The international provisions of the Senate Proposal are broadly similar to those in the House Bill, with some notable exceptions. Whereas the House Bill as reported by the Ways and Means Committee has been modified to propose a 14 percent transition tax rate on earnings treated as held in the form of cash and cash equivalents, and a 7 percent rate on other earnings, the Senate Proposal includes lower rates of 10 and 5 percent, respectively. In addition, the Senate Proposal’s eight-year payment for the transition tax is back-loaded, with payments escalating over the eight-year period, unlike the ratable payment under the House Bill. 

The Senate Proposal’s GILTI rules for premium income of foreign subsidiaries are generally more burdensome than the corresponding foreign high returns rules of the House Bill. Although the GILTI rules provide a sort of “minimum tax” like the House Bill’s foreign high returns rule, the amount of the minimum tax is higher under the Senate Proposal (even taking into account the 37.5 percent deduction). The Senate Proposal also provides an “innovation box” of sorts by allowing a partial deduction for US taxpayers serving foreign markets. 

The Senate Proposal’s changes to the definition of intangible property and its expansion of the IRS’s ability to apply aggregation and “realistic alternatives” theories would allow the IRS to pursue transfer pricing theories that have been repeatedly rejected by the courts, and would introduce further uncertainty into the application of the arm’s length standard. The House Bill includes no such proposal.

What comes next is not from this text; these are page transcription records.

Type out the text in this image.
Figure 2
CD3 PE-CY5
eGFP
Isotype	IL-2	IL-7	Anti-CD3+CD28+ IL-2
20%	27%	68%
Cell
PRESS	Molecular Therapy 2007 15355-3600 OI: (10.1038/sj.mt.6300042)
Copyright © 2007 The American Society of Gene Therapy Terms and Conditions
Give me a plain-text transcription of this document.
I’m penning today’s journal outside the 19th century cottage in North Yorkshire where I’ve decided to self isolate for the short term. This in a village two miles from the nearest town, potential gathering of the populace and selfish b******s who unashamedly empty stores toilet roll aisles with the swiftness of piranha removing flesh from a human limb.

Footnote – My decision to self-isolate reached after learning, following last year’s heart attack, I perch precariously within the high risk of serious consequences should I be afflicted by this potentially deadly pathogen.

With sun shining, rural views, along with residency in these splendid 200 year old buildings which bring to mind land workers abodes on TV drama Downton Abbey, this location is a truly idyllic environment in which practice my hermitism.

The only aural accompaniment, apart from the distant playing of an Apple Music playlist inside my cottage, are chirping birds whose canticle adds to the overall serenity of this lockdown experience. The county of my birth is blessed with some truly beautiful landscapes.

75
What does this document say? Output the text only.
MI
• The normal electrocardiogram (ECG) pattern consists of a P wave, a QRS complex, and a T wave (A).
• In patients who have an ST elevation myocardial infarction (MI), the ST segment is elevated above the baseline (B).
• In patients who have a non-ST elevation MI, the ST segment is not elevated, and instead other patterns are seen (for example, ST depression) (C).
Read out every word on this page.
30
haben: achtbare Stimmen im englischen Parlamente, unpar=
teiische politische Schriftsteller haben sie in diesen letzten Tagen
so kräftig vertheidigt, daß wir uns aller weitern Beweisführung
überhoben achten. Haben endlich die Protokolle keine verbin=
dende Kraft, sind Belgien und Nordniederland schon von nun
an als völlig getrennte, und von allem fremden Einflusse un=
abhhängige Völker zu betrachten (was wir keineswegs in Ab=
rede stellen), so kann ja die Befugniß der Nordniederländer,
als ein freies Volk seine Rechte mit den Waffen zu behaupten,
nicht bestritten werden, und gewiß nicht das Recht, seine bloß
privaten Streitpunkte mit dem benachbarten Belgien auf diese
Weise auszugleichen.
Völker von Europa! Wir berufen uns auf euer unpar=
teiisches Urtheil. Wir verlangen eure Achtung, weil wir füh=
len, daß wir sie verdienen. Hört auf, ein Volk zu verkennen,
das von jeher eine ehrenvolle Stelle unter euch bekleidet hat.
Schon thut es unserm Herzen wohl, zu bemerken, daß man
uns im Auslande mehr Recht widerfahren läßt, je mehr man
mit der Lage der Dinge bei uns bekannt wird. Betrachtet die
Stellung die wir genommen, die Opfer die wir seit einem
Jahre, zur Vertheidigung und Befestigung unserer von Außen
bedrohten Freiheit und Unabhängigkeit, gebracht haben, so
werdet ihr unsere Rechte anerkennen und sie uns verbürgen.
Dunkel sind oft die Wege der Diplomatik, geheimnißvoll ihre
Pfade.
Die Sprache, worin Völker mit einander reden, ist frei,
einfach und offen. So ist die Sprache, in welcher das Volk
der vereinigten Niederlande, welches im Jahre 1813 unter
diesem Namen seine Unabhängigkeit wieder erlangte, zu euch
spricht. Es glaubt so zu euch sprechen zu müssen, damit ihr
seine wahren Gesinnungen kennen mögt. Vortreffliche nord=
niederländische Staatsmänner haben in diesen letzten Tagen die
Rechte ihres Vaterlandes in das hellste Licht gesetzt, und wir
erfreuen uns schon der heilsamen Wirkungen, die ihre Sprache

The Senate Proposal does not include the controversial new 20 percent excise tax on certain payments to related foreign parties that was included in the House Bill. Instead the Senate Proposal includes the new base erosion alternative minimum tax, which would prove burdensome in many cases but is more narrowly drawn than the House Bill’s excise tax. For example, in most cases, the Senate Proposal would not apply to cross-border purchases of inventory includible in cost of goods sold. The Senate Proposal also includes anti-hybrid rules absent from the House Bill.

The Senate Proposal is sure to see significant changes going into and during the Senate Finance Committee mark-up and beyond, and the House Bill could even see a substantive manager’s amendment ahead of House floor action. Of particular note, it does not appear that either version of the legislation as currently conceived would pass muster under reconciliation procedures in the Senate, requiring that the legislation not add to federal budget deficits outside the 10-year budget window in order for the legislation to clear the Senate with only a simple majority vote.

Countless technical, political and revenue difficulties remain to be solved, and the outcome of the effort remains highly uncertain, but some important hurdles have been cleared in both the House and the Senate. The rest of 2017 will be a very interesting and possibly eventful time for taxpayers and tax policymakers alike.

 

DISCLAIMER: Because of the generality of this update, the information provided herein may not be applicable in all situations and should not be acted upon without specific legal advice based on particular situations.